Johann Christoph Friedrich, known as the ”Bückeburg Bach”, was born in Leipzig on 21 June 1732 and baptised two days later. He was the 16th of Johann Sebastian Bach’s twenty children and the 9th child from his marriage to Anna Magdalena. He was a strong and healthy child, and he attended St. Thomas School, where his father taught him to play the organ and other keyboard instruments, as well as acquainting him with composition.

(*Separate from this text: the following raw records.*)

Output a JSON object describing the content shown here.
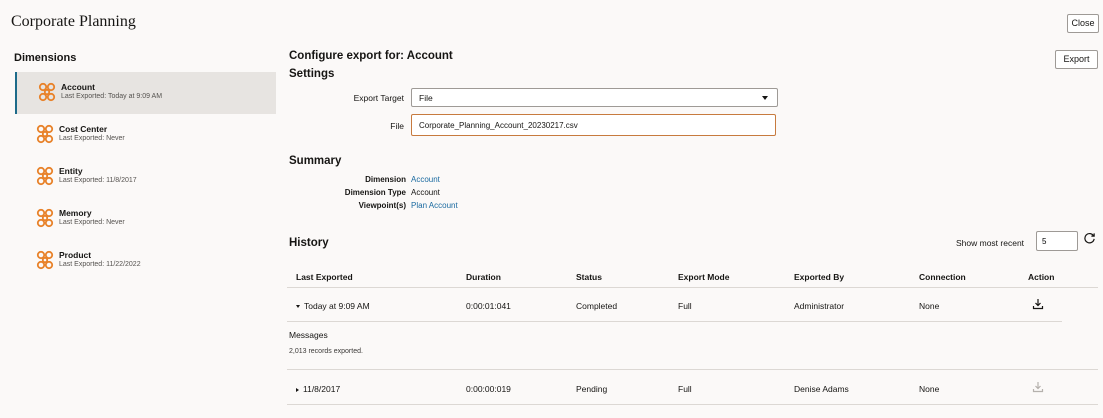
{
  "header": {
    "app_title": "Corporate Planning",
    "close_label": "Close"
  },
  "sidebar": {
    "heading": "Dimensions",
    "items": [
      {
        "name": "Account",
        "last_exported": "Last Exported: Today at 9:09 AM",
        "selected": true
      },
      {
        "name": "Cost Center",
        "last_exported": "Last Exported: Never",
        "selected": false
      },
      {
        "name": "Entity",
        "last_exported": "Last Exported: 11/8/2017",
        "selected": false
      },
      {
        "name": "Memory",
        "last_exported": "Last Exported: Never",
        "selected": false
      },
      {
        "name": "Product",
        "last_exported": "Last Exported: 11/22/2022",
        "selected": false
      }
    ]
  },
  "main": {
    "title": "Configure export for: Account",
    "export_label": "Export",
    "settings": {
      "heading": "Settings",
      "export_target_label": "Export Target",
      "export_target_value": "File",
      "file_label": "File",
      "file_value": "Corporate_Planning_Account_20230217.csv"
    },
    "summary": {
      "heading": "Summary",
      "dimension_label": "Dimension",
      "dimension_value": "Account",
      "dimension_type_label": "Dimension Type",
      "dimension_type_value": "Account",
      "viewpoints_label": "Viewpoint(s)",
      "viewpoints_value": "Plan Account"
    },
    "history": {
      "heading": "History",
      "show_recent_label": "Show most recent",
      "show_recent_value": "5",
      "columns": [
        "Last Exported",
        "Duration",
        "Status",
        "Export Mode",
        "Exported By",
        "Connection",
        "Action"
      ],
      "rows": [
        {
          "last_exported": "Today at 9:09 AM",
          "duration": "0:00:01:041",
          "status": "Completed",
          "mode": "Full",
          "by": "Administrator",
          "connection": "None",
          "expanded": true
        },
        {
          "last_exported": "11/8/2017",
          "duration": "0:00:00:019",
          "status": "Pending",
          "mode": "Full",
          "by": "Denise Adams",
          "connection": "None",
          "expanded": false
        }
      ],
      "messages_label": "Messages",
      "messages_text": "2,013 records exported."
    }
  },
  "colors": {
    "accent": "#1a6aa0",
    "icon_orange": "#e8822a",
    "input_focus": "#c77a3e",
    "selected_bg": "#e7e4e1"
  }
}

Johann Christoph Friedrich Bach
Johann Christoph Friedrich enrolled at the University of Leipzig in 1749 but quickly ended his law studies to take on the position of harpsichordist at the court of William, Count of Schaumburg-Lippe, in the town of Bückeburg. The Count was a great admirer of Frederick the Great, and he decided to also employ one of J.S. Bach’s sons. Johann Sebastian was delighted and his teenage son quickly rose in musical rank at the court. He married Lucia Elisabeth Münchhausen in 1755, and the couple had eight children, although only three daughters and one son survived infancy. Direct descendants of Anna Philippina Friederike (1755–1804) survive to this day, and Wilhelm Friedrich Ernst (1759–1845) was the only one of Johann Sebastian Bach’s grandsons to choose a career in music.

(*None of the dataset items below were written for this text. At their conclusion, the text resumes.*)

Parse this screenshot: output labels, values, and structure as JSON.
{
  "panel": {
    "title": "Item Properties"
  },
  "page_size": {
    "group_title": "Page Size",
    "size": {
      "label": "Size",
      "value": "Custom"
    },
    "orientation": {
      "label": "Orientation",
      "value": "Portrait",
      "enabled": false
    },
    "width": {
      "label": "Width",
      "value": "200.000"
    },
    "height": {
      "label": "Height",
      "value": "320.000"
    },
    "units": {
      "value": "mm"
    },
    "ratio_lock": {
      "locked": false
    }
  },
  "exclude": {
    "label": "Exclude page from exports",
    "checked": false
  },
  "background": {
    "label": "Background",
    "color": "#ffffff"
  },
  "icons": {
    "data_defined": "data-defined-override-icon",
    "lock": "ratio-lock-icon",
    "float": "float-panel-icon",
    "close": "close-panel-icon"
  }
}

Johann Sebastian Bach: Violin Sonata in G Major, BWV 1021 (James Ehnes, violin; Benoît Loiselle, cello; Luc Beauséjour, harpsichord)

Carl Philipp Emanuel Bach
Although Johann Christoph Friedrich was appointed concertmaster on 18 February 1759, his salary did not allow him to make a comfortable living. Unsurprisingly, he looked around for alternative employment. When Georg Friedrich Telemann died in 1767, Johann Christoph Friedrich applied to succeed him as director of music. Ultimately, the position went to his famous half-brother Carl Philipp Emanuel. This did not sour fraternal relations, as it might have done, but spawned an increase in the frequency of exchange of ideas and compositions. In addition, the appointment of Johann Gottfried Herder as court preacher led to fruitful collaborations between the poet and the composer. In 1778, Bach visited his brother Johann Christian in Hamburg, but his final years were made difficult by the presence of a young Bohemian musician by the name of Franz Christoph Neubauer (1760–1795). The flamboyant Neubauer became the overnight sensation at the Bückeburg court, and professionally humiliated, Johann Christoph Friedrich died on 26 January 1795 of “a heated chest fever.”